ENCS follows Cisco's overall SDN strategy. The Cisco VNF software inside the system could run on an x86 server, but there are significant consequences, said Prashanth Shenoy, a Cisco vice president for enterprise solutions marketing.
"We won't be able to guarantee the performance and the benchmark capabilities that we can provide with [our] hardware," he said.
Cisco has built ENCS as a "complete package solution" that includes automation software for service chaining and provisioning, Shenoy said. ENCS can run in the data center, or a wired or wireless LAN in a branch office.

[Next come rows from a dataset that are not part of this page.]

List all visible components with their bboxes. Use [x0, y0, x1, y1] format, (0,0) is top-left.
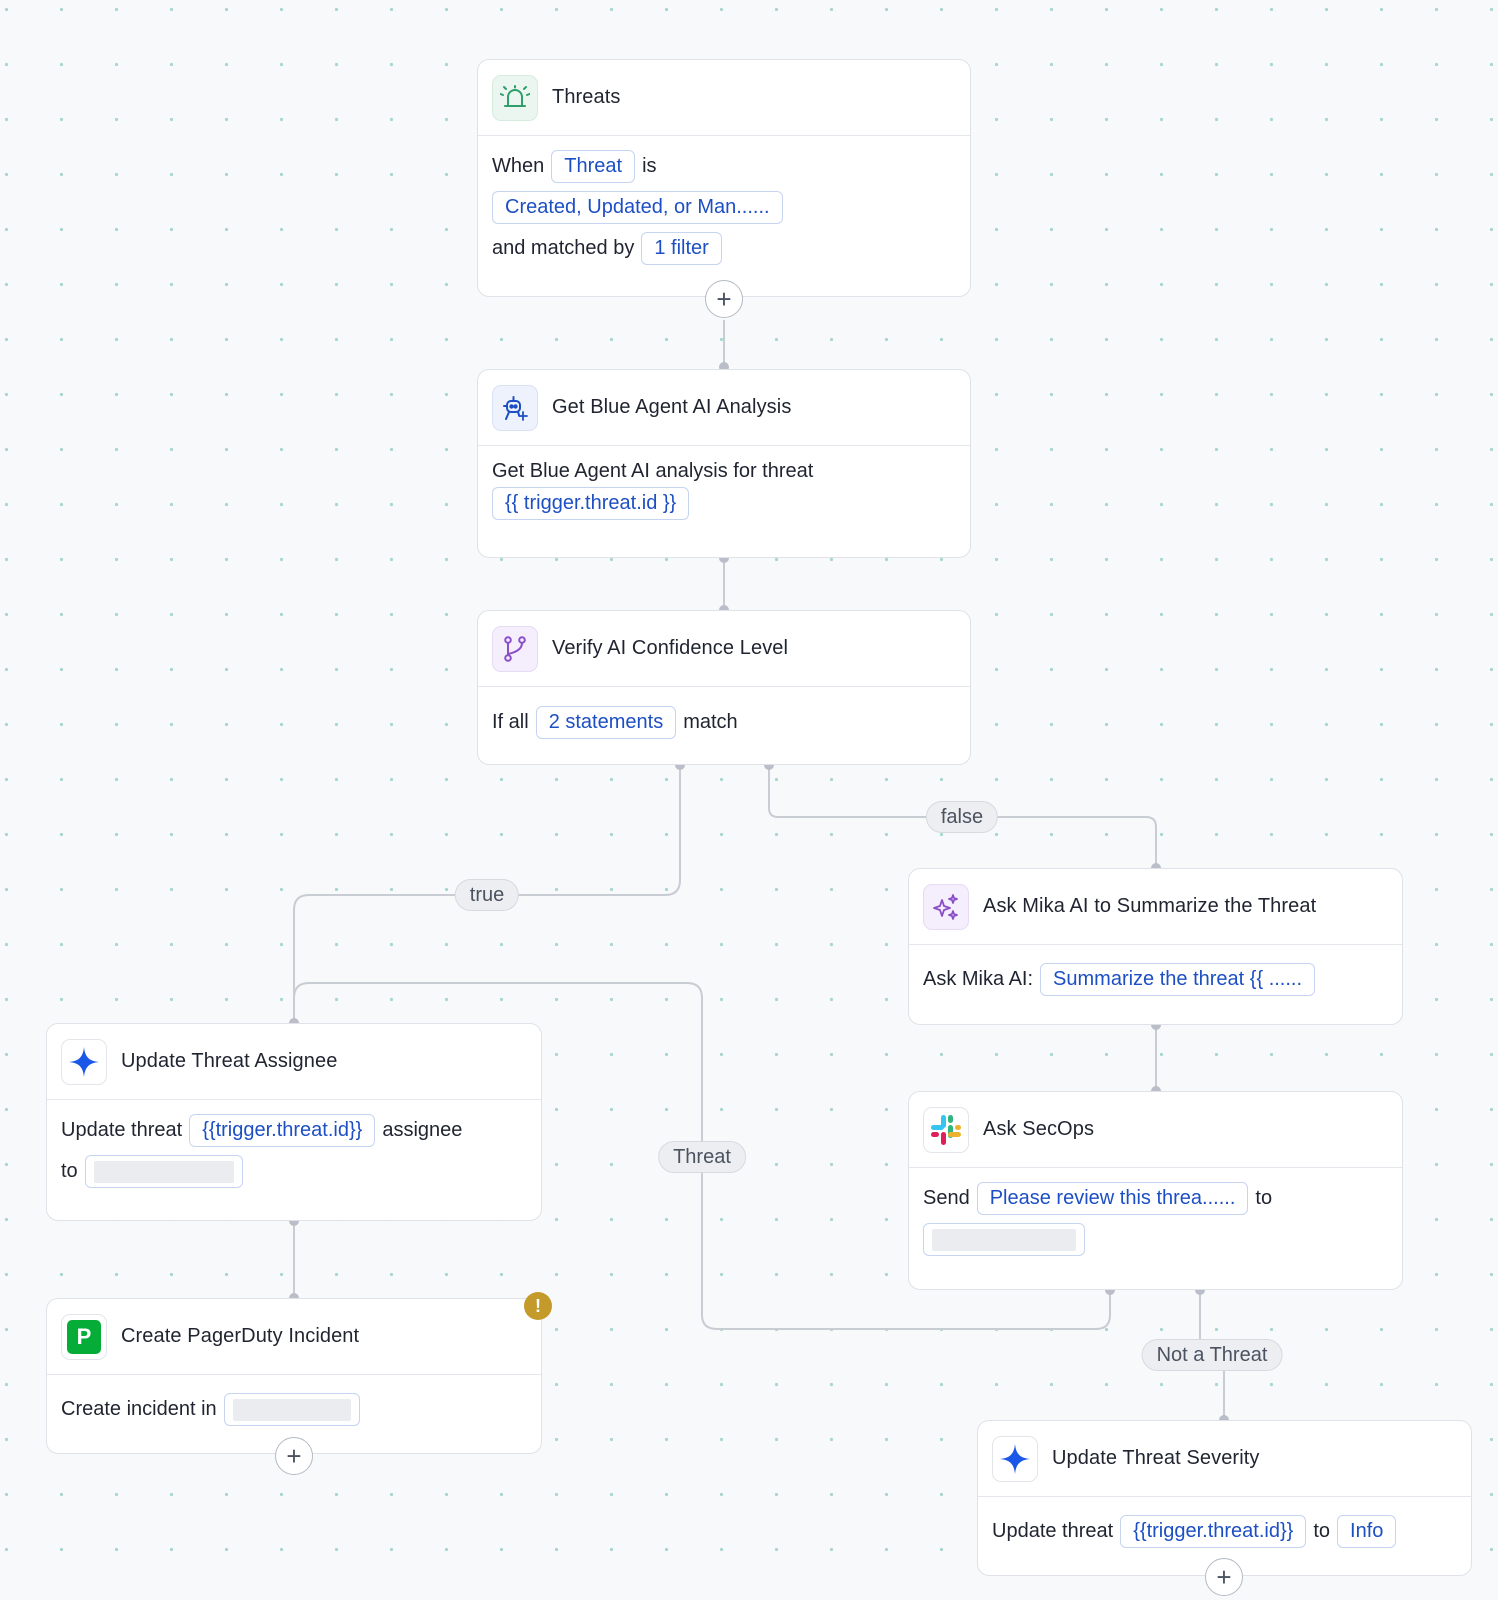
- channel-select[interactable]: [923, 1223, 1085, 1256]
- event-types-pill[interactable]: Created, Updated, or Man......: [492, 191, 783, 224]
- service-select[interactable]: [223, 1393, 360, 1426]
- node-title: Threats: [552, 86, 621, 108]
- warning-badge[interactable]: !: [524, 1292, 552, 1320]
- verify-confidence-node[interactable]: Verify AI Confidence Level If all 2 stat…: [477, 610, 971, 765]
- threat-id-pill[interactable]: {{trigger.threat.id}}: [189, 1114, 376, 1147]
- slack-icon: [923, 1106, 969, 1153]
- when-label: When: [492, 155, 545, 177]
- message-pill[interactable]: Please review this threa......: [976, 1182, 1249, 1215]
- description-text: Get Blue Agent AI analysis for threat: [492, 460, 814, 482]
- sparkles-icon: [923, 883, 969, 930]
- severity-pill[interactable]: Info: [1337, 1515, 1397, 1548]
- if-all-label: If all: [492, 711, 529, 733]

Besides the ENCS platform, companies can run Cisco VNFs on the vendor's 4000 Series Integrated Services Routers. Companies also can deploy the network services on Amazon's or Microsoft's public clouds. Instances of the Cisco software are available through the cloud providers' marketplaces.
Cisco software-defined security
Cisco also announced security enhancements aimed at protecting the company's virtualized network services. The additional technology is needed to address security problems that come with the use of virtualization, said Jim Duffy, an analyst with 451 Research.
"Though virtualization makes a network more agile and responsive, the abstraction also reduces visibility into how it's operating or what it's transporting," Duffy said. "And as more things are easily connected in a virtual network, those new connections also present more opportunities for intrusions."
Cisco delivers security to virtualized network services through its Identity Services Engine. Network engineers use ISE to create policies and push them out to Cisco's TrustSec technology. Products with TrustSec include data center switches, routers and firewalls.
TrustSec uses the instructions to set up logical groups of computers that share a network resource. The groupings, called network segmentation, prevent hackers from running freely in corporate networks.
With the ENCS announcement, Cisco has made TrustSec available on the company's branch routers, wireless controllers and access points. As a result, the vendor said it could provide segmentation from the edge of the network to the data center.